Аграфена взглянула на подругу. Над черной юбкой, точно спасательный круг, нависал жир. Живот исполосован растяжками, как у беременных, ноги ровные, словно столбы, на голове разноцветный кавардак - персональная работа парикмахера-абстракциониста. Бог с ним, с животом. Рожей-то она походила на улитку.

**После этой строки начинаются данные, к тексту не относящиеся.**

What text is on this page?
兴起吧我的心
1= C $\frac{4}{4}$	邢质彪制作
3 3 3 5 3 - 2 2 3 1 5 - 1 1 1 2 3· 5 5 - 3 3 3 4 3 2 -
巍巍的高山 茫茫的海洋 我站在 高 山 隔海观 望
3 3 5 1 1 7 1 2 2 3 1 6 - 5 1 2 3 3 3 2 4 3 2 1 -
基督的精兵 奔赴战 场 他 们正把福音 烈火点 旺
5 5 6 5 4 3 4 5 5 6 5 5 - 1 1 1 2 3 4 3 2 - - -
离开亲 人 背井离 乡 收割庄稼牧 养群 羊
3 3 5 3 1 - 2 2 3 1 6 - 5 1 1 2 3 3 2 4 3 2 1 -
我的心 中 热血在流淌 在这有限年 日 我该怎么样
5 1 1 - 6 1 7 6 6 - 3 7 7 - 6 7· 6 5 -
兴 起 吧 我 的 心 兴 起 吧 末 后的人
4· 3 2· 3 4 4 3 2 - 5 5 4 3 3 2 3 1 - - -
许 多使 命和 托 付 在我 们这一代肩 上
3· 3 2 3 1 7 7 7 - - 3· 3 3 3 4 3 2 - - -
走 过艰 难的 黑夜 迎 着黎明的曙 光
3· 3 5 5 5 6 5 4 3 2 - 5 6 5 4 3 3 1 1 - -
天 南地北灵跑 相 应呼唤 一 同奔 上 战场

- Дура ты, Фема, - сказала Аграфена. - Сорок лет, а ума нет.

- Чо это? Я не поняла, это ты меня сейчас оскорбить хочешь, да? Подруга называется. Я пирсинг сделала, а она...

- Чо ты сделала?

- Пирсинг, ёб твою мать! Слепая, что ли?

Аграфена прищурилась. И в самом деле: из пупка торчала серёжка в форме сердечка.

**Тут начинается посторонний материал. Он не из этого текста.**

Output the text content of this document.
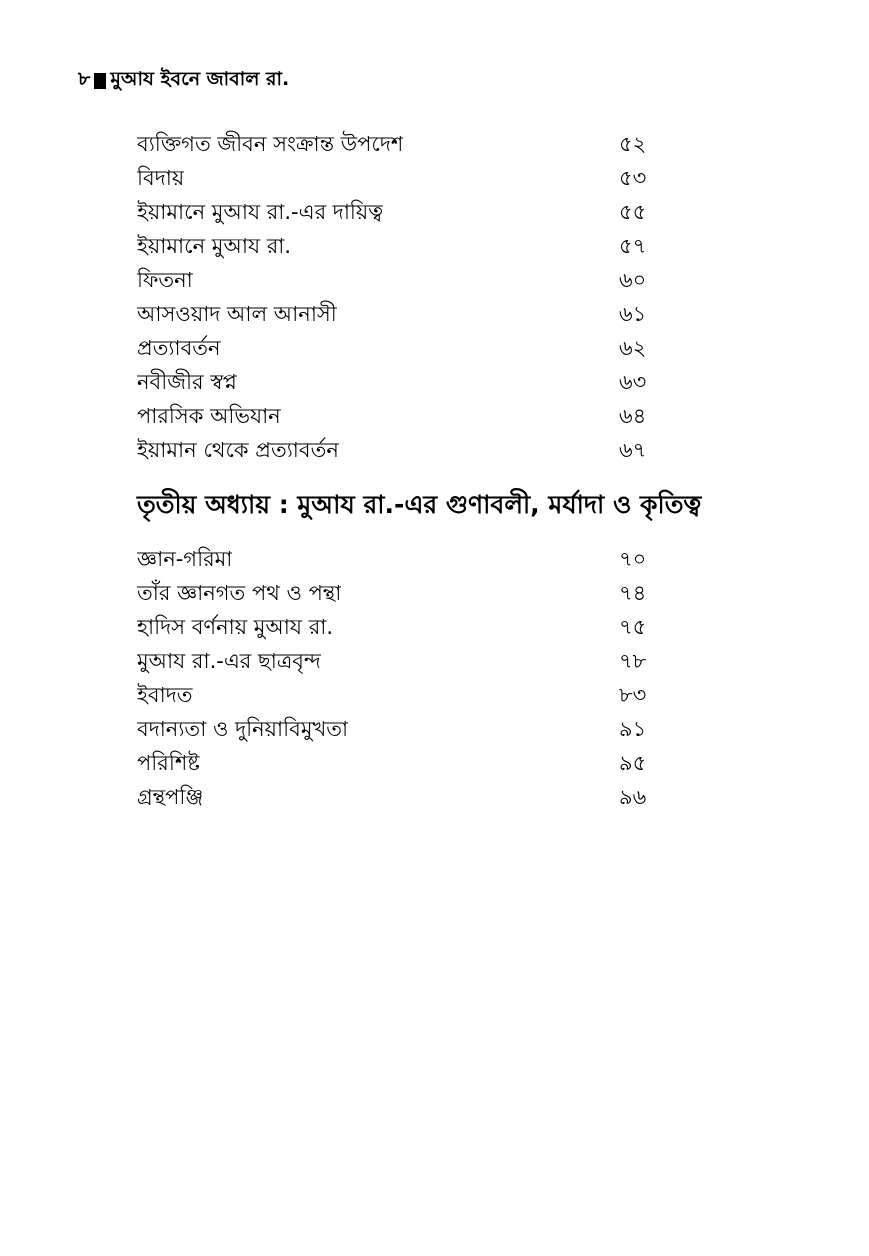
৮ মুআয ইবনে জাবাল রা.
ব্যক্তিগত জীবন সংক্রান্ত উপদেশ	৫২
বিদায়	৫৩
ইয়ামানে মুআয রা.-এর দায়িত্ব	৫৫
ইয়ামানে মুআয রা.	৫৭
ফিতনা	৬০
আসওয়াদ আল আনাসী	৬১
প্রত্যাবর্তন	৬২
নবীজীর স্বপ্ন	৬৩
পারসিক অভিযান	৬৪
ইয়ামান থেকে প্রত্যাবর্তন	৬৭
তৃতীয় অধ্যায় : মুআয রা.-এর গুণাবলী, মর্যাদা ও কৃতিত্ব
জ্ঞান-গরিমা	৭০
তাঁর জ্ঞানগত পথ ও পন্থা	৭৪
হাদিস বর্ণনায় মুআয রা.	৭৫
মুআয রা.-এর ছাত্রবৃন্দ	৭৮
ইবাদত	৮৩
বদান্যতা ও দুনিয়াবিমুখতা	৯১
পরিশিষ্ট	৯৫
গ্রন্থপঞ্জি	৯৬
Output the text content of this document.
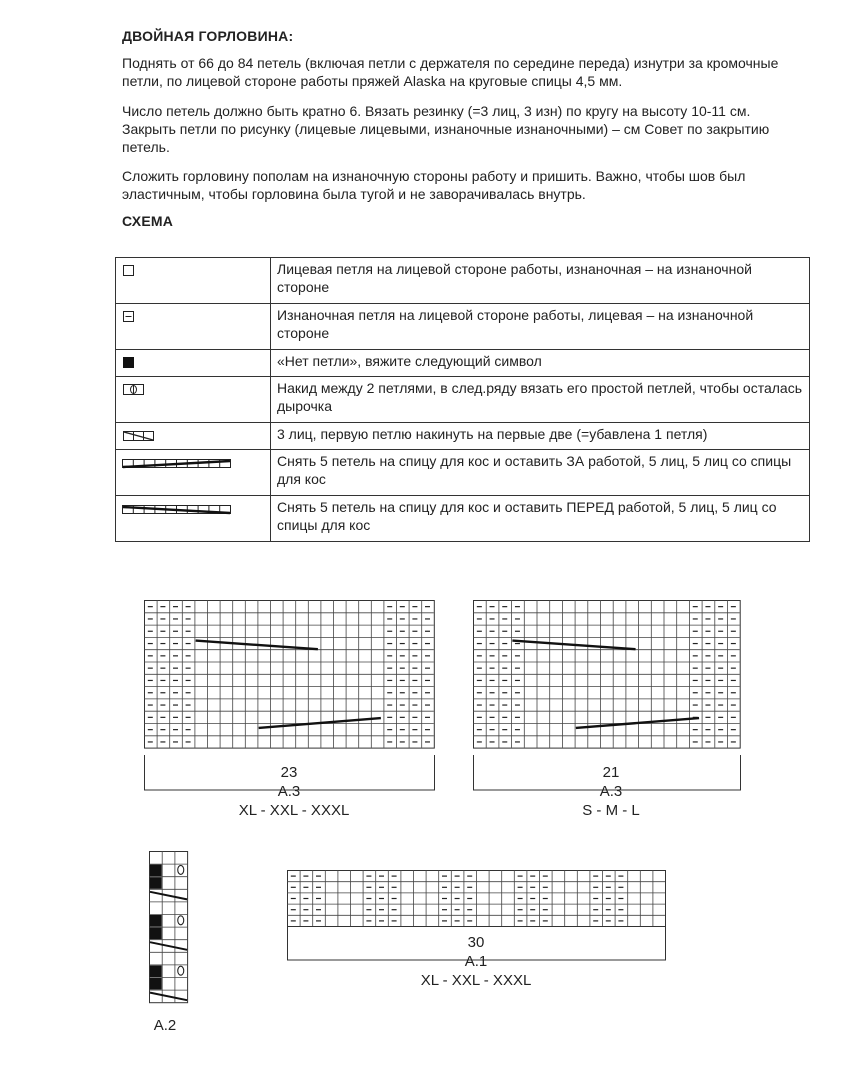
ДВОЙНАЯ ГОРЛОВИНА:
Поднять от 66 до 84 петель (включая петли с держателя по середине переда) изнутри за кромочные петли, по лицевой стороне работы пряжей Alaska на круговые спицы 4,5 мм.
Число петель должно быть кратно 6. Вязать резинку (=3 лиц, 3 изн) по кругу на высоту 10-11 см. Закрыть петли по рисунку (лицевые лицевыми, изнаночные изнаночными) – см Совет по закрытию петель.
Сложить горловину пополам на изнаночную стороны работу и пришить. Важно, чтобы шов был эластичным, чтобы горловина была тугой и не заворачивалась внутрь.
СХЕМА
	Лицевая петля на лицевой стороне работы, изнаночная – на изнаночной стороне
	Изнаночная петля на лицевой стороне работы, лицевая – на изнаночной стороне
	«Нет петли», вяжите следующий символ
	Накид между 2 петлями, в след.ряду вязать его простой петлей, чтобы осталась дырочка
	3 лиц, первую петлю накинуть на первые две (=убавлена 1 петля)
	Снять 5 петель на спицу для кос и оставить ЗА работой, 5 лиц, 5 лиц со спицы для кос
	Снять 5 петель на спицу для кос и оставить ПЕРЕД работой, 5 лиц, 5 лиц со спицы для кос
23
A.3
XL - XXL - XXXL
21
A.3
S - M - L
A.2
30
A.1
XL - XXL - XXXL
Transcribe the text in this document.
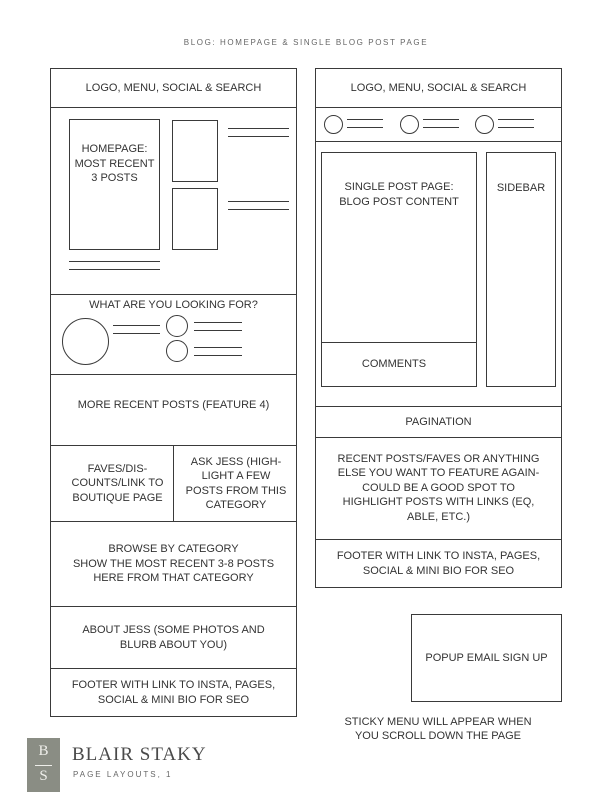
BLOG: HOMEPAGE & SINGLE BLOG POST PAGE
LOGO, MENU, SOCIAL & SEARCH
HOMEPAGE: MOST RECENT 3 POSTS
WHAT ARE YOU LOOKING FOR?
MORE RECENT POSTS (FEATURE 4)
FAVES/DIS-COUNTS/LINK TO BOUTIQUE PAGE
ASK JESS (HIGH-LIGHT A FEW POSTS FROM THIS CATEGORY
BROWSE BY CATEGORY
SHOW THE MOST RECENT 3-8 POSTS HERE FROM THAT CATEGORY
ABOUT JESS (SOME PHOTOS AND BLURB ABOUT YOU)
FOOTER WITH LINK TO INSTA, PAGES, SOCIAL & MINI BIO FOR SEO
LOGO, MENU, SOCIAL & SEARCH
SINGLE POST PAGE: BLOG POST CONTENT
COMMENTS
SIDEBAR
PAGINATION
RECENT POSTS/FAVES OR ANYTHING ELSE YOU WANT TO FEATURE AGAIN-COULD BE A GOOD SPOT TO HIGHLIGHT POSTS WITH LINKS (EQ, ABLE, ETC.)
FOOTER WITH LINK TO INSTA, PAGES, SOCIAL & MINI BIO FOR SEO
POPUP EMAIL SIGN UP
STICKY MENU WILL APPEAR WHEN YOU SCROLL DOWN THE PAGE
B
S
BLAIR STAKY
PAGE LAYOUTS, 1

- А, пирсинг! - сказала Балетмейстер. - Так бы сразу и говорила. Ну чо, пирсинг как пирсинг. Красиво.

- Спасибо.

Фемида просияла. С мужиками ей не везло. Первый пил, второй бил, третий голубым оказался. Несмотря на попытки прихорошиться, личную жизнь наладить не удавалось. Она жила сама в маленькой квартирке и по вечерам напивалась, иногда с Аграфеной, иногда сама. Последняя её любовь - Симарон Потаскушка, тридцатилетний шизофреник-девственник, который выглядит на пятьдесят и круглый год носит желтые шорты (зимой в руке), - был завсегдатаем их заведения. Каждое утро ровно в восемь он маячил возле будки, бормоча какую-то нелепицу и высыпая на прилавок мелочь. Фема кидала ему робкие "маяки", но пока что тщетно. Симарон обладал интеллектом таракана, посему вряд ли догадывался о пламенных чувствах немолодой и непривлекательной официантки из пятисортной задрипаной наливайки.

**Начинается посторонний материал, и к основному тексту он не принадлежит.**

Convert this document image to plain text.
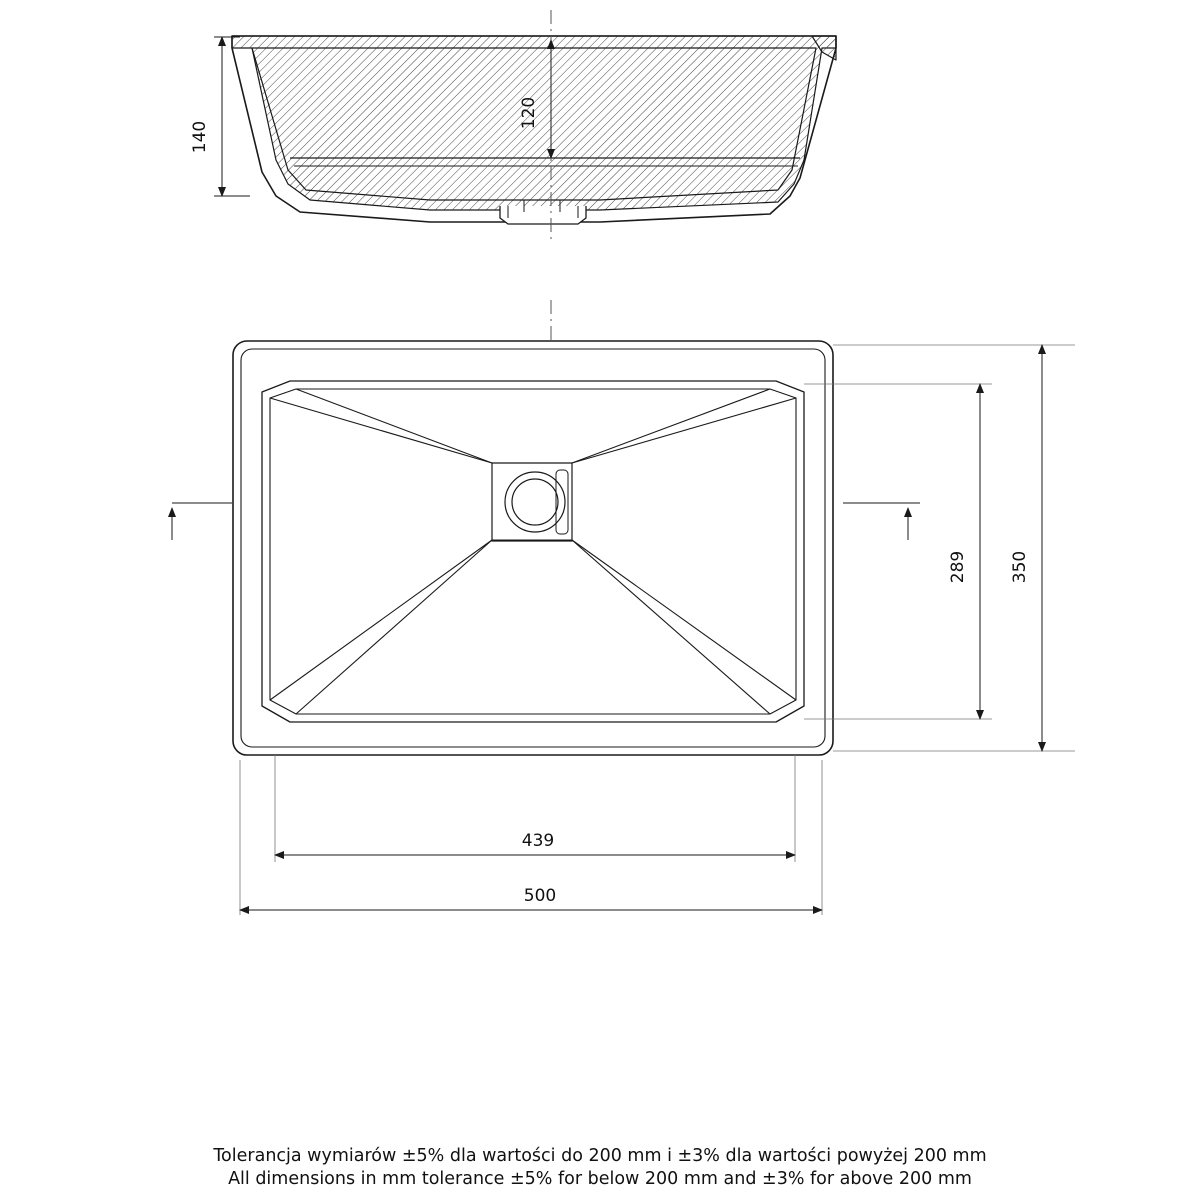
140
120
350
289
439
500
Tolerancja wymiarów ±5% dla wartości do 200 mm i ±3% dla wartości powyżej 200 mm
All dimensions in mm tolerance ±5% for below 200 mm and ±3% for above 200 mm
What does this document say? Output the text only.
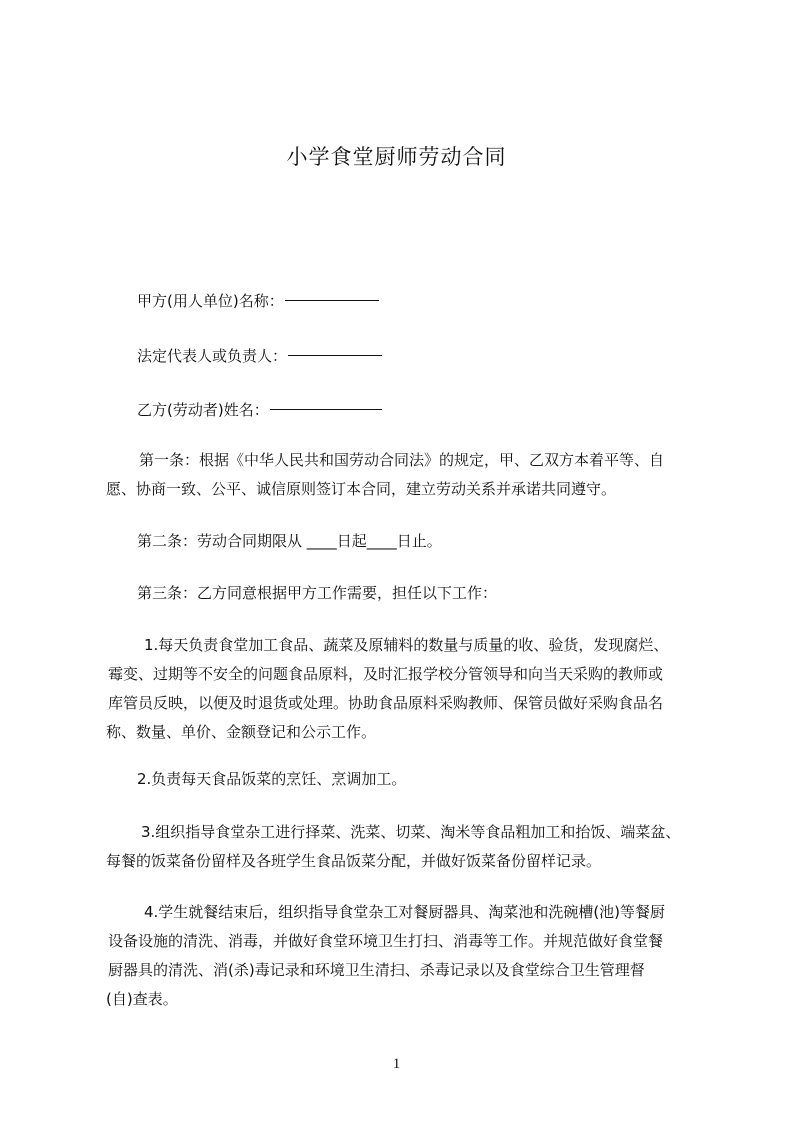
小学食堂厨师劳动合同
甲方(用人单位)名称：
法定代表人或负责人：
乙方(劳动者)姓名：
第一条：根据《中华人民共和国劳动合同法》的规定，甲、乙双方本着平等、自
愿、协商一致、公平、诚信原则签订本合同，建立劳动关系并承诺共同遵守。
第二条：劳动合同期限从 ____日起____日止。
第三条：乙方同意根据甲方工作需要，担任以下工作：
1.每天负责食堂加工食品、蔬菜及原辅料的数量与质量的收、验货，发现腐烂、
霉变、过期等不安全的问题食品原料，及时汇报学校分管领导和向当天采购的教师或
库管员反映，以便及时退货或处理。协助食品原料采购教师、保管员做好采购食品名
称、数量、单价、金额登记和公示工作。
2.负责每天食品饭菜的烹饪、烹调加工。
3.组织指导食堂杂工进行择菜、洗菜、切菜、淘米等食品粗加工和抬饭、端菜盆、
每餐的饭菜备份留样及各班学生食品饭菜分配，并做好饭菜备份留样记录。
4.学生就餐结束后，组织指导食堂杂工对餐厨器具、淘菜池和洗碗槽(池)等餐厨
设备设施的清洗、消毒，并做好食堂环境卫生打扫、消毒等工作。并规范做好食堂餐
厨器具的清洗、消(杀)毒记录和环境卫生清扫、杀毒记录以及食堂综合卫生管理督
(自)查表。
1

- Что-то тихо пока, - сказала Фемида Артишок.

- рано еще. Полвосьмого только. К восьми подтянутся.

- Блин, а чо мы им скажем?

- А чо мы им должны говорить? Так и скажем: извините, ребята, лафа закончилась. Бухло изъяли из продажи. Пейте кофе.

- Да они нам тут будку перевернут! С ума сошла?

- Не перевернут. Что-нибудь придумаем. Кстати, ты тетрадь с долгами взяла? А то налить налей, а расплачиваться мы должны. Родственники, что ли?

- Взяла. Толку? Это ж не люди уже - антисоциальные элементы! Гляжу  в глаза, а там - пустота. Прямо зомби какие-то.

- Тю на тебя! Хорош страху нагонять. Сама бухаешь безбожно.

- А вот не надо, не надо, Агаш, меня этим попрекать. У меня - другое. У меня от горя, от одинокой бабской участи.

- Горе у неё. Кончай заливать. Кто-то вроде идёт.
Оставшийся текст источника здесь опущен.